Şahitlerin, "silahını göstererek" demeksizin "silahla
girdi" demeleri yeterli olmaz, ancak maktul kötü bir kimse olarak
tanınıyorsa veya maktul ile katil arasında bir düşmanlık varsa o zaman
-ZerkeşI'nin de belirttiği üzere- karine sebebiyle bu yeterli olur.
26. Şahıs eve
ayaklarıyla girmiş olmakla birlikte onu def eden kimsenin şahsın iki ayağına
vurması zorunlu değildir; çünkü şahıs bütün bedeniyle girmiş olup onun belirli
bir organını kastetmek söz konusu değildir.
27. Eve giren şahıs
evden bir eşya alıp dışarı çıksa ev sahibi onun ardına düşüp bu eşyayı
bırakıncaya kadar kendisiyle çatışabilir.
28. Ev sahibi, kiracı
veya evi ödünç olarak kullanan bir kimsenin evine onun izni olmaksızın girmek
caiz değildir. Şayet yabancı veya mahrem olmayan bir akraba girecekse kapı
kapalı olsun ya da olmasın açık bir şekilde izin verilmesi şarttır. Mahrem ise
bakılır: Kişi evin sahibi ile birlikte o evde oturuyarsa izin istemek gerekmez.

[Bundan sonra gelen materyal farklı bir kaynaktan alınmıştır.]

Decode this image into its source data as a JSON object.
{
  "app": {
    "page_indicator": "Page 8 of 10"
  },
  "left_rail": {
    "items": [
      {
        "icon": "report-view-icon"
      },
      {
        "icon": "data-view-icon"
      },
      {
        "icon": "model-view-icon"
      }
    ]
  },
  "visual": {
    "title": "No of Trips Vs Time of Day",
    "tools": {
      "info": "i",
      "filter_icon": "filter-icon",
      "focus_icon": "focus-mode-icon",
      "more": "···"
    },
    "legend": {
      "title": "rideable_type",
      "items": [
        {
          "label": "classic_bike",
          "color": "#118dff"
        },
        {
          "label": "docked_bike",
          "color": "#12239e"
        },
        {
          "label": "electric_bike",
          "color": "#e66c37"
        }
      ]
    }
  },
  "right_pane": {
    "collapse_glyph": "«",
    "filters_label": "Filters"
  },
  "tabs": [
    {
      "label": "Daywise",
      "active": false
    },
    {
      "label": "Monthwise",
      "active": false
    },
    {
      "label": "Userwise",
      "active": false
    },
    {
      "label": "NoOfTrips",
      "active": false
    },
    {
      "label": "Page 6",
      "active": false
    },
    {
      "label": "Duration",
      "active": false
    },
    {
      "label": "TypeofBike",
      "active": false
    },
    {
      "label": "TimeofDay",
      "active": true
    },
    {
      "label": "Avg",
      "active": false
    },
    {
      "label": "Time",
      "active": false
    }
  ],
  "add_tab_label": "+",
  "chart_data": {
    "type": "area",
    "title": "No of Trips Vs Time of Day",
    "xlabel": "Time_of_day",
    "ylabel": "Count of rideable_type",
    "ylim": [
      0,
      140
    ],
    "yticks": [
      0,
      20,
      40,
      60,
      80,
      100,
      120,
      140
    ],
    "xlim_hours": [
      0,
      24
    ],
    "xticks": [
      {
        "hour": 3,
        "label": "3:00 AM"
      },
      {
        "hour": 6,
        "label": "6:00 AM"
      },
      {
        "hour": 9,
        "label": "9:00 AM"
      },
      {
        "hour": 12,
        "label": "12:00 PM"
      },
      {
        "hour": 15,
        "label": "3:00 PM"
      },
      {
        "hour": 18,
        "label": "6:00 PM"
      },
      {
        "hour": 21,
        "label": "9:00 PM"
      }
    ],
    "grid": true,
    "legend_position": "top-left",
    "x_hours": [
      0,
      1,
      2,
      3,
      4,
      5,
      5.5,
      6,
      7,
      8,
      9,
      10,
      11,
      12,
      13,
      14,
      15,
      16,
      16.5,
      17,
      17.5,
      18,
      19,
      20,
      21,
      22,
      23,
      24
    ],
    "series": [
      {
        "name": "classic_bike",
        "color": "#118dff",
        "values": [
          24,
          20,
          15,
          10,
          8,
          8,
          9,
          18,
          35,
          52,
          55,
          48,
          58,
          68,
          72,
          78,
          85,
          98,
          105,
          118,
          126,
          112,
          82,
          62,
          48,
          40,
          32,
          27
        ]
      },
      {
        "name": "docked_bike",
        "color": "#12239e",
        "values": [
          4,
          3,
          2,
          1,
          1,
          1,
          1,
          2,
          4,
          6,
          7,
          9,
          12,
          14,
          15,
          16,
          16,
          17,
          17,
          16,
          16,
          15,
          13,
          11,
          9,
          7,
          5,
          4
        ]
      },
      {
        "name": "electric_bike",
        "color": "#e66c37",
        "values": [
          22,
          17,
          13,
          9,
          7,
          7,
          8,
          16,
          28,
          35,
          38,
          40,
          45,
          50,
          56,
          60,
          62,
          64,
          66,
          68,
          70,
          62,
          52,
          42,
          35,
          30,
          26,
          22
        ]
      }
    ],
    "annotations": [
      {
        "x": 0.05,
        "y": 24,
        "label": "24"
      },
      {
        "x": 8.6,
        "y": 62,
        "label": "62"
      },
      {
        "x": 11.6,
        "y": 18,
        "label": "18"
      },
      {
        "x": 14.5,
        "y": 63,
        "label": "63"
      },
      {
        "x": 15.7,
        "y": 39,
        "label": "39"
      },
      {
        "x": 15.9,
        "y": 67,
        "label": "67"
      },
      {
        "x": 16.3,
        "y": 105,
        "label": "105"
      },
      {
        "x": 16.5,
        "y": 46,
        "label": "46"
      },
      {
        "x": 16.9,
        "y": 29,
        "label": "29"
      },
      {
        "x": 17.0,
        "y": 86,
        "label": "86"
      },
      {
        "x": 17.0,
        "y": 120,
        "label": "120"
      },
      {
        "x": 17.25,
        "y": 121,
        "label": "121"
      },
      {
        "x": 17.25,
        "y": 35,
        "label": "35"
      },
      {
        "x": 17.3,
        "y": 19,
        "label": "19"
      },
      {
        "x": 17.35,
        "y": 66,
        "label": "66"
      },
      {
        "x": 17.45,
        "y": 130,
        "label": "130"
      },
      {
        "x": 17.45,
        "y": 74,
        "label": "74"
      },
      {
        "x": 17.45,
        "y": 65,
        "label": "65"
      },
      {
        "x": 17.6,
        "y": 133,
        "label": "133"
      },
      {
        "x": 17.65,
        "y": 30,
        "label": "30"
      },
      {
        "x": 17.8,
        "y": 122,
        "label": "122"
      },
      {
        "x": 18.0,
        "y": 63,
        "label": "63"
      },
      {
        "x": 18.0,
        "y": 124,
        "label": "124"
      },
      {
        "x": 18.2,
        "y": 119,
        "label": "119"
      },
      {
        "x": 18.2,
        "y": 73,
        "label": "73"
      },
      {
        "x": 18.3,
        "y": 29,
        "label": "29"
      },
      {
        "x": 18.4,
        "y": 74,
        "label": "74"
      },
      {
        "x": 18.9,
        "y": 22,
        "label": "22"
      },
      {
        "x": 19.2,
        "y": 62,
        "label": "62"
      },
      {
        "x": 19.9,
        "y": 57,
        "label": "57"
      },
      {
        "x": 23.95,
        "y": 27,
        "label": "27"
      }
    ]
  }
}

Ancak öksürmek, yere sert bir şekilde basmak gibi yollarla eve girmek
istediğini hissettirmesi gerekir ta ki çıplak olan üzerini örtsün. Ev sahibi
ile birlikte oturmuyor ve kapı da kapalı ise izin olmadıkça girmez. Kapı açık
ise izinsiz girip giremeyeceği konusunda iki görüş vardır: Daha güçlü olanına
göre izin istemesi gerekir.
Not: Gasp edilen veya ödünç alınan bir köle,
sahibine saldırsa sahibi de kendini korumak için köleyi öldürse gasp eden veya
ödünç alan kişi tazmin yükümlülüğünden kurtulmaz; çünkü onun meşru müdafaa
olarak öldürmesinin tazmine bir etkisi yoktur.
Kişi kendisini müdafaa
etmek için saldırganın elini kesse, saldırgan geri dönüp giderken onun ardına
düşüp öldürse buna karşılık kısas yoluyla öldürülür; çünkü saldırgan geri dönüp
giderken şahsın onu öldürme hakkı yoktur. Elini kesme sebebiyle herhangi bir
şey gerekmez; çünkü can, elin kesilmesiyle eksilmez. Bu sebeple iki eli bulunan
bir kimseyi tek elli bir şahıs öldürse buna karşılık kısas edilir, fazlalık el
için herhangi bir şey ödemez.
Bir erkek deve kişiye
saldırdığında şahıs kaçmayıp deveyi öldürse "bir insan kişiye
saldırdığında şahıs kaçabiliyorsa kaçması gerekir" görüşüne binaen burada
deveyi öldüren şahıs tazminle yükümlü olur.
Saldırgan erkek deve,
kişinin kendisini savunması esnasında öldürülse ve hayvan boğazlanırken kesilen
yerine kesici alet isabet etmiş olsa onun etini yemenin helal olup olmadığı
konusunda iki görüş bulunmaktadır. Onu yemenin helalliğini kabul etmeyen
görüşün delili şudur: Kişi hayvanı öldürürken onu boğazlama ve yemeyi
kastetmemiştir.
Zerkeşi'nin belirttiğine
göre helal olması görüşü tercihe şayandır. Nitekim Rafil'nin "av" ve
"boğazlanan hayvanlar" konusundaki ifadeleri de bunu gerektirir.